David Jeremiah: There May Be Less Pageantry this Memorial Day, But It's as Important as Ever
Every year Memorial Day comes and goes and is often marked by parades, backyard picnics and the onset of warm summer days.
But this Memorial Day, the pageantry will be limited with many of us around the United States still sheltering in place.
Nevertheless, I want to remind Americans that it is still a day to pause and reflect on the sacrifice of those who have made us free.
In fact, with many of the usual trappings and traditions absent this year, perhaps it will give us some more free time to spend our day in thanksgiving to God for the many brave men and women who’ve sacrificed everything for our peaceful way of life.
I’ve spent much of my adult life leading a church in a military community in Southern California, Shadow Mountain Community Church.
At Shadow Mountain, we proudly celebrate the sacrifice of our armed forces.
Being a pastor in a community like this inevitably results in gaining a profound respect for our men and women who put their lives on the line – especially for those who’ve paid the ultimate price for their country and our freedom.
It has also taught me never to take this day for granted.
This Memorial Day is the perfect day to learn who our heroes really are and to teach our children about them.
I’m reminded of the famous proverb that should inspire us all to pass along these values to the next generation: “Train up a child in the way he should go; even when he is old he will not depart from it” (Proverbs 22:6).
It’s also a time to lay aside our political posturing, our partisan arguments and our endless debates, and instead raise a hand toward heaven in praise to God for those who have given us the freedom to debate amongst ourselves, yet all remain American.
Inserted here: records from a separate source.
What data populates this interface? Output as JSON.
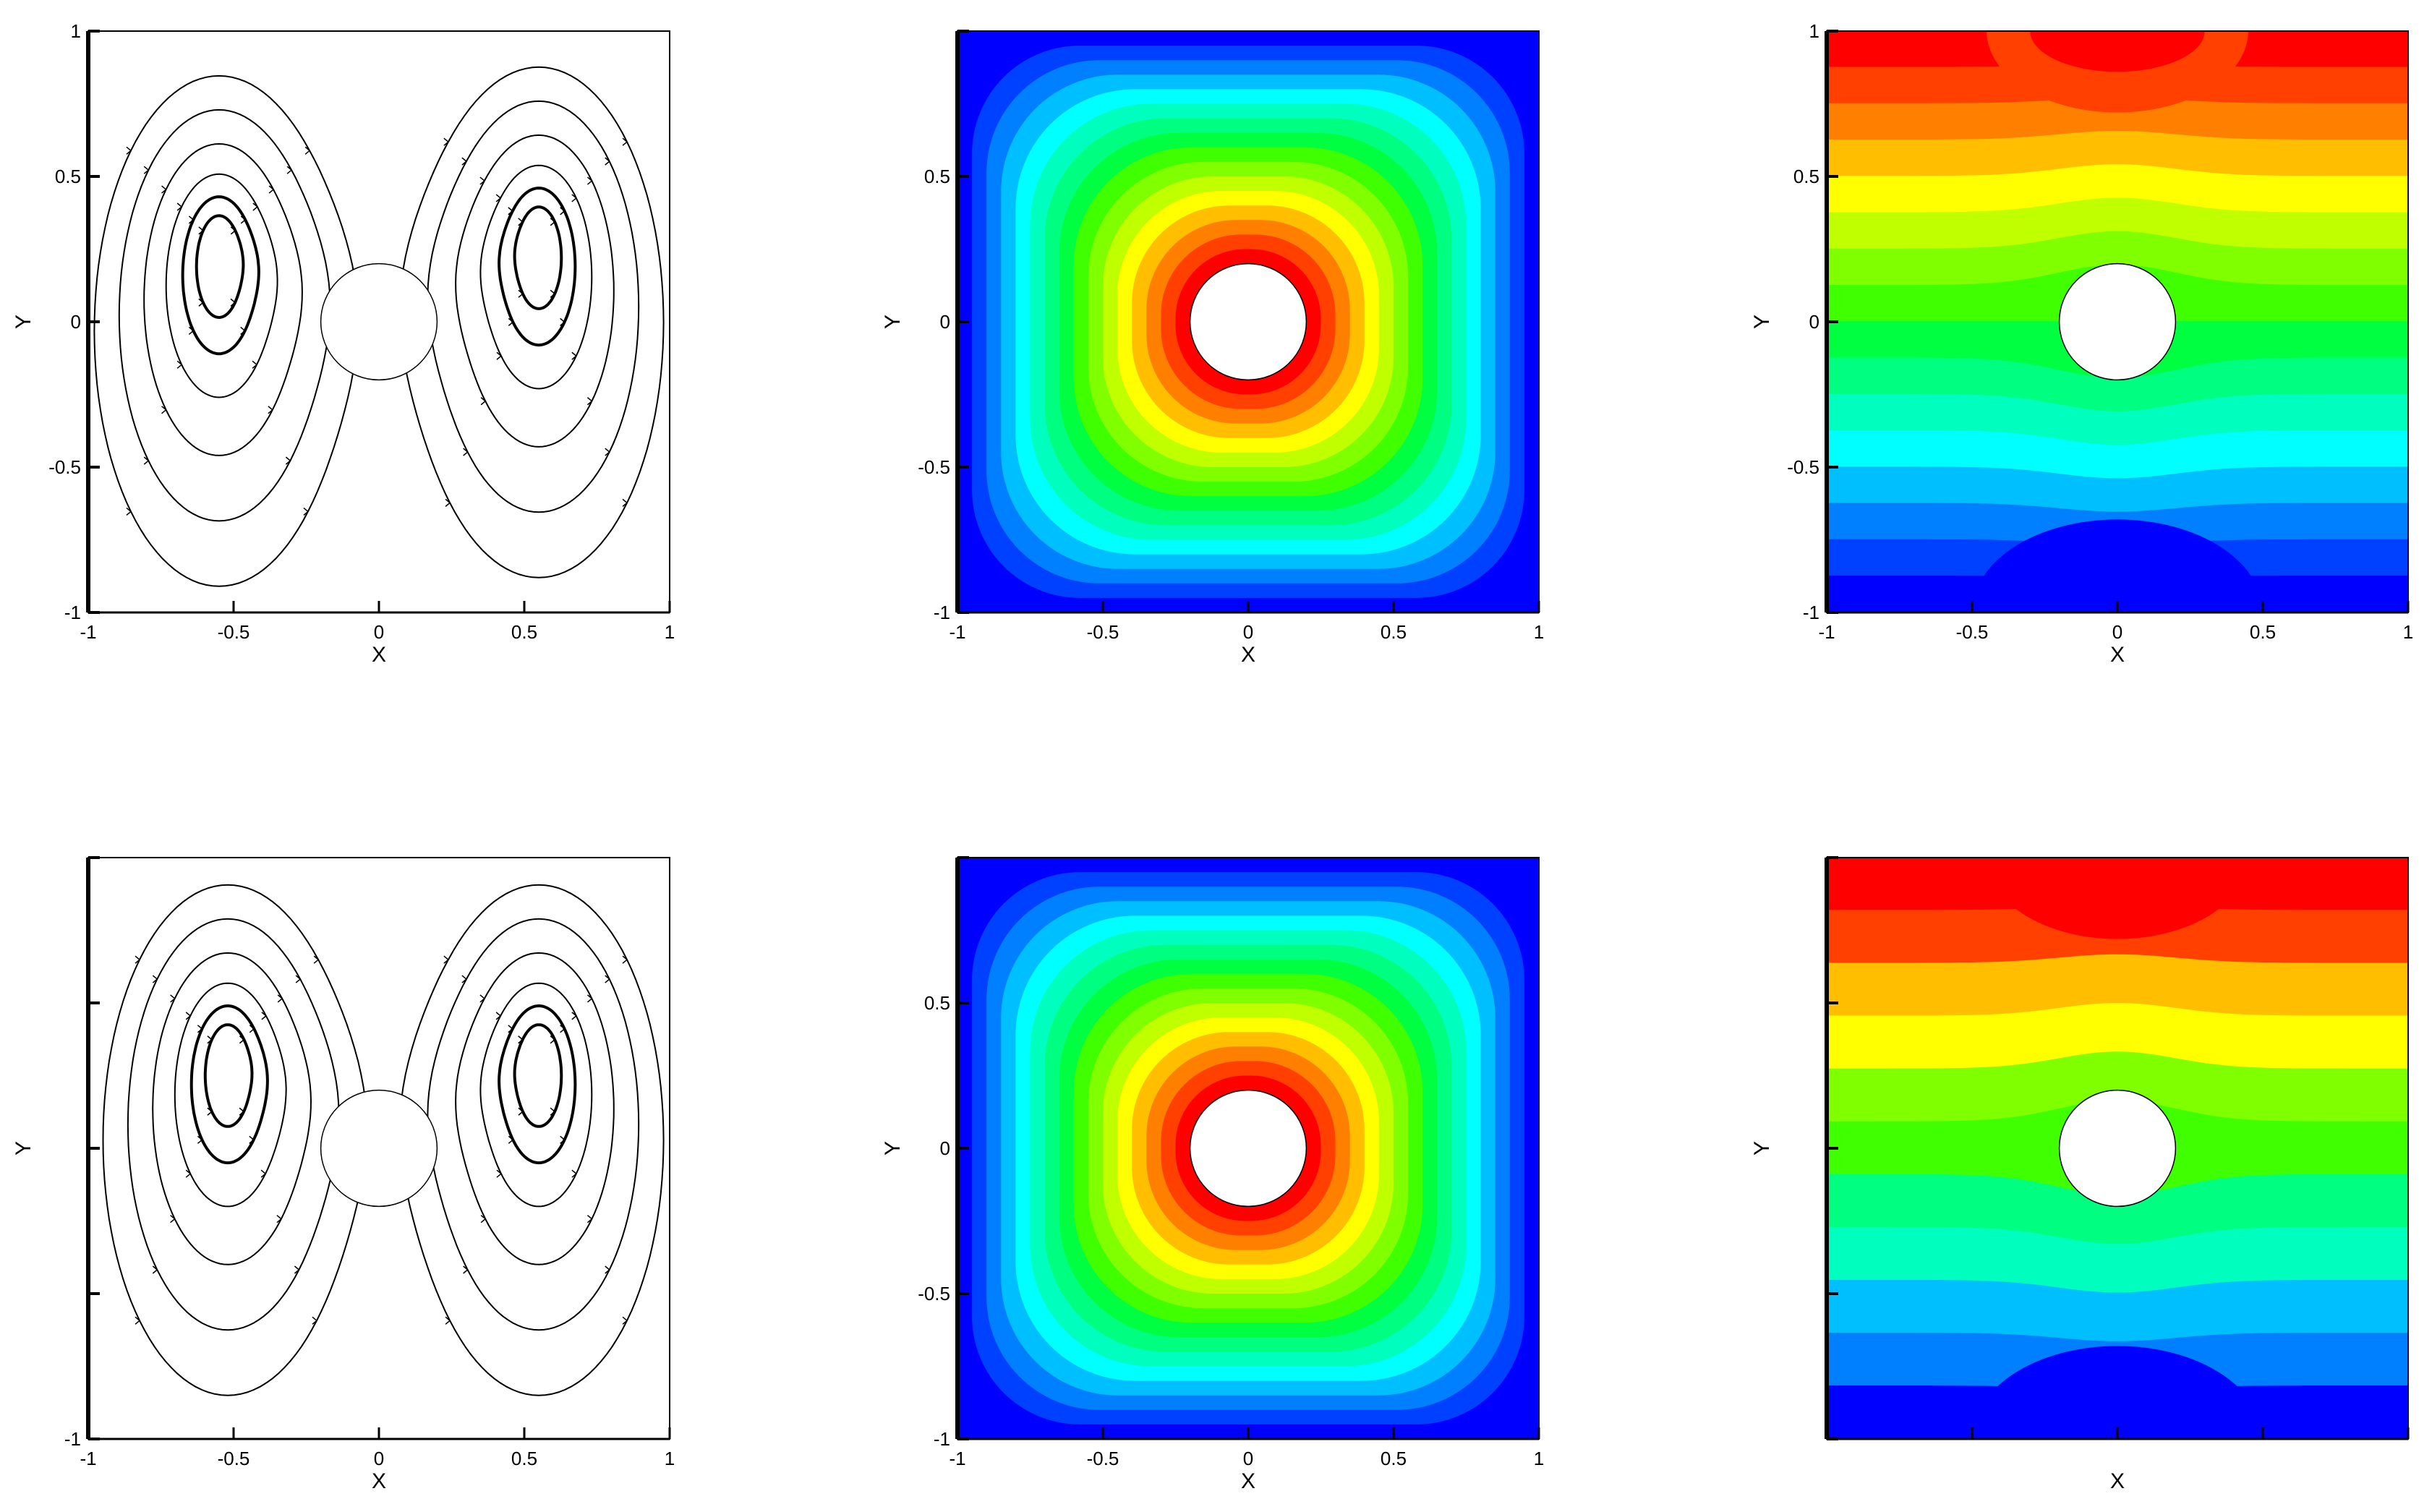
{
  "figure": {
    "rows": 2,
    "cols": 3
  },
  "chart_data": [
    {
      "id": "top-streamlines",
      "type": "streamline",
      "xlabel": "X",
      "ylabel": "Y",
      "xlim": [
        -1,
        1
      ],
      "ylim": [
        -1,
        1
      ],
      "xticks": [
        "-1",
        "-0.5",
        "0",
        "0.5",
        "1"
      ],
      "yticks": [
        "-1",
        "-0.5",
        "0",
        "0.5",
        "1"
      ],
      "cylinder": {
        "cx": 0,
        "cy": 0,
        "r": 0.2
      },
      "vortex_centers": [
        [
          -0.55,
          0.22
        ],
        [
          0.55,
          0.25
        ]
      ],
      "stroke": "#000000"
    },
    {
      "id": "top-temperature",
      "type": "filled-contour",
      "field": "radial",
      "xlabel": "X",
      "ylabel": "Y",
      "xlim": [
        -1,
        1
      ],
      "ylim": [
        -1,
        1
      ],
      "xticks": [
        "-1",
        "-0.5",
        "0",
        "0.5",
        "1"
      ],
      "yticks": [
        "-1",
        "-0.5",
        "0",
        "0.5"
      ],
      "cylinder": {
        "cx": 0,
        "cy": 0,
        "r": 0.2
      },
      "levels": 16,
      "palette": [
        "#0000ff",
        "#0040ff",
        "#0080ff",
        "#00bfff",
        "#00ffff",
        "#00ffbf",
        "#00ff80",
        "#00ff40",
        "#40ff00",
        "#80ff00",
        "#bfff00",
        "#ffff00",
        "#ffbf00",
        "#ff8000",
        "#ff4000",
        "#ff0000"
      ]
    },
    {
      "id": "top-vertical-field",
      "type": "filled-contour",
      "field": "vertical",
      "xlabel": "X",
      "ylabel": "Y",
      "xlim": [
        -1,
        1
      ],
      "ylim": [
        -1,
        1
      ],
      "xticks": [
        "-1",
        "-0.5",
        "0",
        "0.5",
        "1"
      ],
      "yticks": [
        "-1",
        "-0.5",
        "0",
        "0.5",
        "1"
      ],
      "cylinder": {
        "cx": 0,
        "cy": 0,
        "r": 0.2
      },
      "levels": 16,
      "palette": [
        "#0000ff",
        "#0040ff",
        "#0080ff",
        "#00bfff",
        "#00ffff",
        "#00ffbf",
        "#00ff80",
        "#00ff40",
        "#40ff00",
        "#80ff00",
        "#bfff00",
        "#ffff00",
        "#ffbf00",
        "#ff8000",
        "#ff4000",
        "#ff0000"
      ]
    },
    {
      "id": "bottom-streamlines",
      "type": "streamline",
      "xlabel": "X",
      "ylabel": "Y",
      "xlim": [
        -1,
        1
      ],
      "ylim": [
        -1,
        1
      ],
      "xticks": [
        "-1",
        "-0.5",
        "0",
        "0.5",
        "1"
      ],
      "yticks": [
        "-1",
        "",
        "",
        "",
        ""
      ],
      "cylinder": {
        "cx": 0,
        "cy": 0,
        "r": 0.2
      },
      "vortex_centers": [
        [
          -0.52,
          0.28
        ],
        [
          0.55,
          0.28
        ]
      ],
      "stroke": "#000000"
    },
    {
      "id": "bottom-temperature",
      "type": "filled-contour",
      "field": "radial",
      "xlabel": "X",
      "ylabel": "Y",
      "xlim": [
        -1,
        1
      ],
      "ylim": [
        -1,
        1
      ],
      "xticks": [
        "-1",
        "-0.5",
        "0",
        "0.5",
        "1"
      ],
      "yticks": [
        "-1",
        "-0.5",
        "0",
        "0.5"
      ],
      "cylinder": {
        "cx": 0,
        "cy": 0,
        "r": 0.2
      },
      "levels": 16,
      "palette": [
        "#0000ff",
        "#0040ff",
        "#0080ff",
        "#00bfff",
        "#00ffff",
        "#00ffbf",
        "#00ff80",
        "#00ff40",
        "#40ff00",
        "#80ff00",
        "#bfff00",
        "#ffff00",
        "#ffbf00",
        "#ff8000",
        "#ff4000",
        "#ff0000"
      ]
    },
    {
      "id": "bottom-vertical-field",
      "type": "filled-contour",
      "field": "vertical",
      "xlabel": "X",
      "ylabel": "Y",
      "xlim": [
        -1,
        1
      ],
      "ylim": [
        -1,
        1
      ],
      "xticks": [
        "",
        "",
        "",
        "",
        ""
      ],
      "yticks": [
        "",
        "",
        "",
        "",
        ""
      ],
      "cylinder": {
        "cx": 0,
        "cy": 0,
        "r": 0.2
      },
      "levels": 11,
      "palette": [
        "#0000ff",
        "#0040ff",
        "#0080ff",
        "#00bfff",
        "#00ffff",
        "#00ffbf",
        "#00ff80",
        "#00ff40",
        "#40ff00",
        "#80ff00",
        "#bfff00",
        "#ffff00",
        "#ffbf00",
        "#ff8000",
        "#ff4000",
        "#ff0000"
      ]
    }
  ]
}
It’s a time to bend our knees in renewed prayer for family members whose sacrifice, whether recent or long ago, leaves loved ones with a gaping hole inside their hearts every Thanksgiving dinner without dad to cut the turkey, or Christmas dinners with empty seats or Independence Days whose fireworks and glamour can never pass without tears.
When Jewish families gather around the table to commemorate their deliverance from Egypt through the rich symbolism of the Passover meal, they ask this question: “Why is this night different from all other nights?”
The question is important because it anchors the meal and the celebration to what is being celebrated, what must be remembered.
May I suggest that this weekend, whether surrounded by your family or alone in rest and reflection, you ask and answer the question, “What makes Memorial Day different from all other days?”
And in answering that question, may you remember the hand of God in founding and guiding this nation, the men and women who paid the ultimate price for its preservation and that this cherished freedom of ours has never been free.